Having sex 500 times a day doesn’t seem to be doing the trick for Kim Kardashian.
A month after detailing her scores of daily sexpacades with husband
Kanye West, the 34-year-old reality starlet had her uterus "cleaned out"
on Sunday's episode of "Keeping Up with the Kardashians."
And doctors say the procedure — hysteroscopy with dilation and curettage — is legitimate for women having fertility problems.
"This is not like Gwyneth Paltrow steaming her vagina," says Dr. Thomas
Molinaro, a reproductive endocrinologist at Reproductive Medicine
Associates of New Jersey, referring to a spa treatment Paltrow gushed
about earlier this year. "This is a valid medical procedure that's been
around for ages."
It’s also “fairly common,” says Molinaro, who performs it 10 to 30 times a week.
Under the procedure, a doctor uses a camera to look for polyps,
fibroids and anything else in the uterus that may be affecting the
chances of getting pregnant. Suspicious growths get snipped out, and the
uterus wall gets scraped to make sure nothing is lingering.
It requires anesthesia, but the patient can go home that day and go back to work the next.
Kardashian may have had a recent miscarriage, irregular periods or a
change in bleeding, which are the main reasons doctors would perform the
curettage, says Dr. Tomer Singer, a reproductive endocrinologist and
infertility specialist at Lenox Hill Hospital.

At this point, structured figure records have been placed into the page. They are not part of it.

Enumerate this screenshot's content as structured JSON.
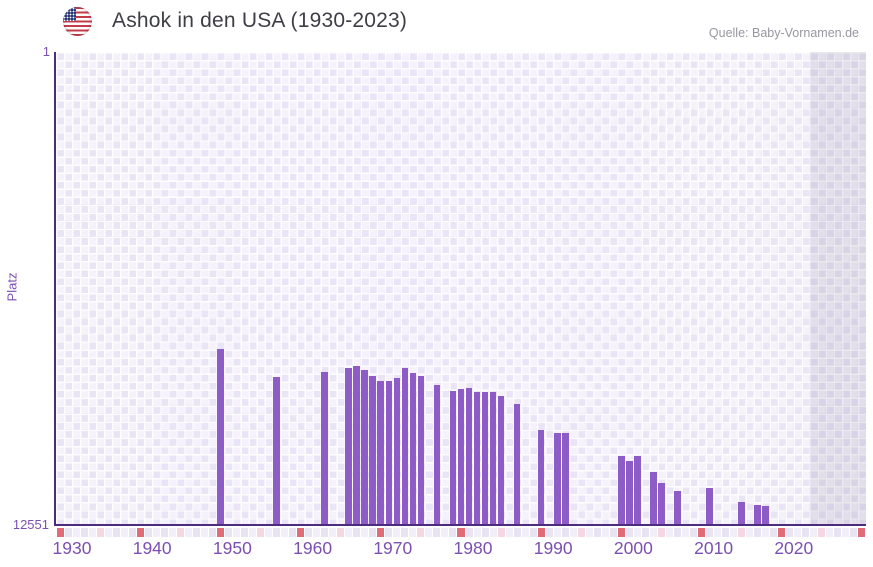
{
  "header": {
    "title": "Ashok in den USA (1930-2023)",
    "source": "Quelle: Baby-Vornamen.de"
  },
  "chart_data": {
    "type": "bar",
    "title": "Ashok in den USA (1930-2023)",
    "xlabel": "",
    "ylabel": "Platz",
    "legend": "none",
    "grid": "checkerboard",
    "y_axis": {
      "min_label": "1",
      "max_label": "12551",
      "min": 1,
      "max": 12551,
      "inverted": true,
      "scale": "linear"
    },
    "x_axis": {
      "plot_start_year": 1928,
      "plot_end_year": 2028,
      "tick_years": [
        1930,
        1940,
        1950,
        1960,
        1970,
        1980,
        1990,
        2000,
        2010,
        2020
      ]
    },
    "no_data_band_from_year": 2022,
    "series": [
      {
        "name": "Platz",
        "points": [
          {
            "year": 1948,
            "rank": 7900
          },
          {
            "year": 1955,
            "rank": 8650
          },
          {
            "year": 1961,
            "rank": 8520
          },
          {
            "year": 1964,
            "rank": 8390
          },
          {
            "year": 1965,
            "rank": 8360
          },
          {
            "year": 1966,
            "rank": 8460
          },
          {
            "year": 1967,
            "rank": 8620
          },
          {
            "year": 1968,
            "rank": 8760
          },
          {
            "year": 1969,
            "rank": 8760
          },
          {
            "year": 1970,
            "rank": 8680
          },
          {
            "year": 1971,
            "rank": 8410
          },
          {
            "year": 1972,
            "rank": 8540
          },
          {
            "year": 1973,
            "rank": 8620
          },
          {
            "year": 1975,
            "rank": 8860
          },
          {
            "year": 1977,
            "rank": 9020
          },
          {
            "year": 1978,
            "rank": 8970
          },
          {
            "year": 1979,
            "rank": 8940
          },
          {
            "year": 1980,
            "rank": 9040
          },
          {
            "year": 1981,
            "rank": 9040
          },
          {
            "year": 1982,
            "rank": 9040
          },
          {
            "year": 1983,
            "rank": 9150
          },
          {
            "year": 1985,
            "rank": 9370
          },
          {
            "year": 1988,
            "rank": 10050
          },
          {
            "year": 1990,
            "rank": 10140
          },
          {
            "year": 1991,
            "rank": 10140
          },
          {
            "year": 1998,
            "rank": 10740
          },
          {
            "year": 1999,
            "rank": 10870
          },
          {
            "year": 2000,
            "rank": 10740
          },
          {
            "year": 2002,
            "rank": 11180
          },
          {
            "year": 2003,
            "rank": 11460
          },
          {
            "year": 2005,
            "rank": 11670
          },
          {
            "year": 2009,
            "rank": 11600
          },
          {
            "year": 2013,
            "rank": 11960
          },
          {
            "year": 2015,
            "rank": 12050
          },
          {
            "year": 2016,
            "rank": 12080
          }
        ]
      }
    ],
    "colors": {
      "bar": "#8e5cc6",
      "axis_line": "#4e2b7e",
      "tick_label": "#7b50b2",
      "grid_cell_light": "#f5f2fc",
      "grid_cell_dark": "#eae5f6",
      "strip_base_light": "#f2eff9",
      "strip_base_dark": "#e9e4f3",
      "strip_marker_decade": "#e06c78",
      "strip_marker_half_decade": "#f4d7e1",
      "future_band_overlay": "rgba(92,86,112,0.12)",
      "title_color": "#3e3e47",
      "source_color": "#97979f"
    }
  }
}
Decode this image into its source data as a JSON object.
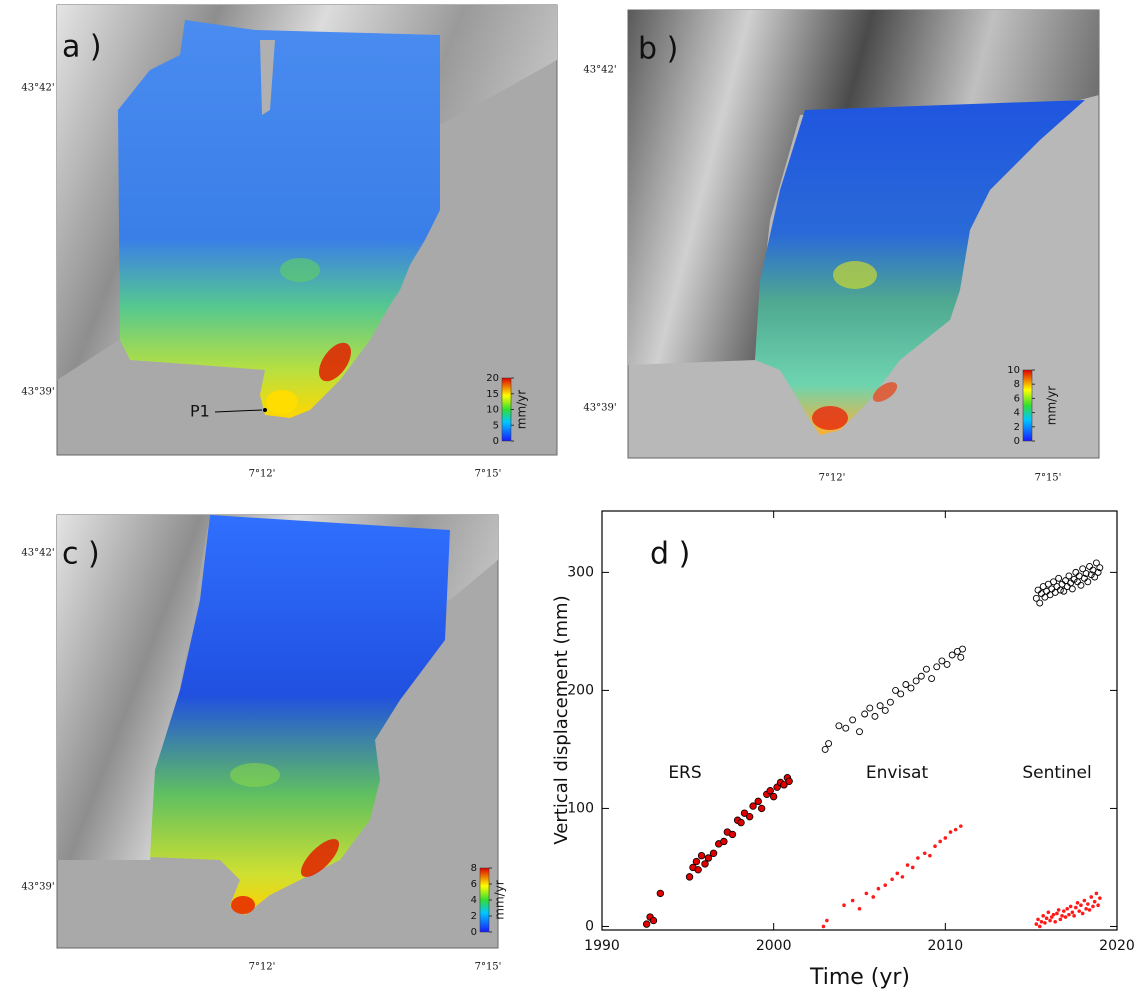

Singer estimates that approximately 15% of patients who have recently
miscarried can expect to have something left over in their uterus, like
Kardashian did from delivery of her daughter North in 2013, as viewers
saw Sunday night.
Any growth in the uterus takes up valuable "real estate" that an embryo
can't implant on, Molinaro says. Plus, problem spots can disrupt blood
flow, making it harder to conceive.
And the risks don't stop pre-pregnancy: Leftover placenta can also increase the odds of a subsequent miscarriage, Singer says.
But now that Kardashian's had the procedure, it may not be long before North West gets a sibling.
"We see a significant improvement in pregnancy rates (post-op)," Singer says.